A few years later in 1862, the author Mark Twain would embarrass a Nevada judge with a completely fictional newspaper account of discovering a petrified man complete with a wooden leg (‘every limb and feature of the stony mummy was perfect, not even excepting the left leg, which has evidently been a wooden one during the lifetime of the owner’; the piece was nationally syndicated), and the University of Arizona very nearly bought the relics of a supposed eighth-century settlement of Roman Jews in Phoenix.

The mythology of the New World engendered a mania for reinvigorating Old-World myths in a land that still felt only half-real

The salvific obsession with gold was accompanied by a sense that the earth of the New World might house the transposed treasures of Near-Eastern antiquity, a sense that lent credence to the tallest of tales, the oddest of artefacts. This same New World bewitched the Spanish explorer Juan Ponce de León with promises of the Fountain of Youth, and lured the British officer Percy Fawcett and son to seek Atlantis in the jungles of Brazil where they found only death.

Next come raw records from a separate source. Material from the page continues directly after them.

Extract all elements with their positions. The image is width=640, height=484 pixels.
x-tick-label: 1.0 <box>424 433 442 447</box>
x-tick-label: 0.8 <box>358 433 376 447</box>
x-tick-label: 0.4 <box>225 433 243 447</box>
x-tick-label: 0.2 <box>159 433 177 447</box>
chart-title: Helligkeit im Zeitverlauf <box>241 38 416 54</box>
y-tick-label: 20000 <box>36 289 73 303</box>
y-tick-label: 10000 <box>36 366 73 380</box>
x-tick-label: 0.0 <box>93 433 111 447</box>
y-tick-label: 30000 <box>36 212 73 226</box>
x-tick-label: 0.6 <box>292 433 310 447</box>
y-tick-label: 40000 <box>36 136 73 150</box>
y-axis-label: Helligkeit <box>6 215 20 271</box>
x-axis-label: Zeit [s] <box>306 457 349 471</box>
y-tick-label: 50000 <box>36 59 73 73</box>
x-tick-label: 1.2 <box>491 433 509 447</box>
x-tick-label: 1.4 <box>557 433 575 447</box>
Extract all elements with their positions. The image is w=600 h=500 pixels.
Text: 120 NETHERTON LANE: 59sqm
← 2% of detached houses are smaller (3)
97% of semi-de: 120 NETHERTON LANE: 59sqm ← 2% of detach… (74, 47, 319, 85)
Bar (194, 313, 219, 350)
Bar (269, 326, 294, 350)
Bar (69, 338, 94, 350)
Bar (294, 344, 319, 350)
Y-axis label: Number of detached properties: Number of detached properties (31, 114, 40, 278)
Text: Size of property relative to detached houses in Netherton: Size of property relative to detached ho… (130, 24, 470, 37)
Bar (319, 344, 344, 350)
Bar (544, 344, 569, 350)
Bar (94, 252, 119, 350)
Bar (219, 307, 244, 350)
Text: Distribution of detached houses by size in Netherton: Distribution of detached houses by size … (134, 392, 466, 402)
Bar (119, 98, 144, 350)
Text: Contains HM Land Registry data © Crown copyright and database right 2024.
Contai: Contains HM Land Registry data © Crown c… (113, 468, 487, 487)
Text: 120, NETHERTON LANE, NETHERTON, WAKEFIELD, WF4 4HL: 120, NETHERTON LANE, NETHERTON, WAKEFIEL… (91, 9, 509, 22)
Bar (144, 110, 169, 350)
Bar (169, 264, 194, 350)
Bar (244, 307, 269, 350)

The mythology of the New World – as expansive as the continent itself – engendered a mania for magical thinking, for reinvigorating Old-World myths in a land that still felt only half-real. In the New World, true believers and hucksters alike learned to gather old myths newly transposed – some for knowledge, others for faith, and their more craven counterparts for money, or to satisfy a grudge. Where Fujimura embedded false history, Americans – whether cynical or credulous – imported it. As Fujimura, and Dawson before him, knew, a land without myths can be a lonely place.

But there is likewise a secret pleasure in loneliness when that loneliness gives you an advantage over your fellows. Among the most devious hucksters, including Twain, we see a frantic secrecy, an illicit joy known only to the mystic, the madman, and the solitary assassin – the drive to know something about the world that nobody else does.

In fiction, Sherlock Holmes attests the exhilaration that comes from being the sole proprietor of a fact. Create something false, convince someone it’s real, and your knowledge of that falsity becomes a fact known only to you. After Twain’s initial astonishment that anyone could have taken his ‘petrified man’ piece seriously – ‘a string of roaring absurdities’, he called it – he noted ‘a soothing secret satisfaction’ at the success of the jape. We can only wonder what private joys Fujimura experienced before the fall. The age of miracles may well have passed, but myth will always have a ready audience.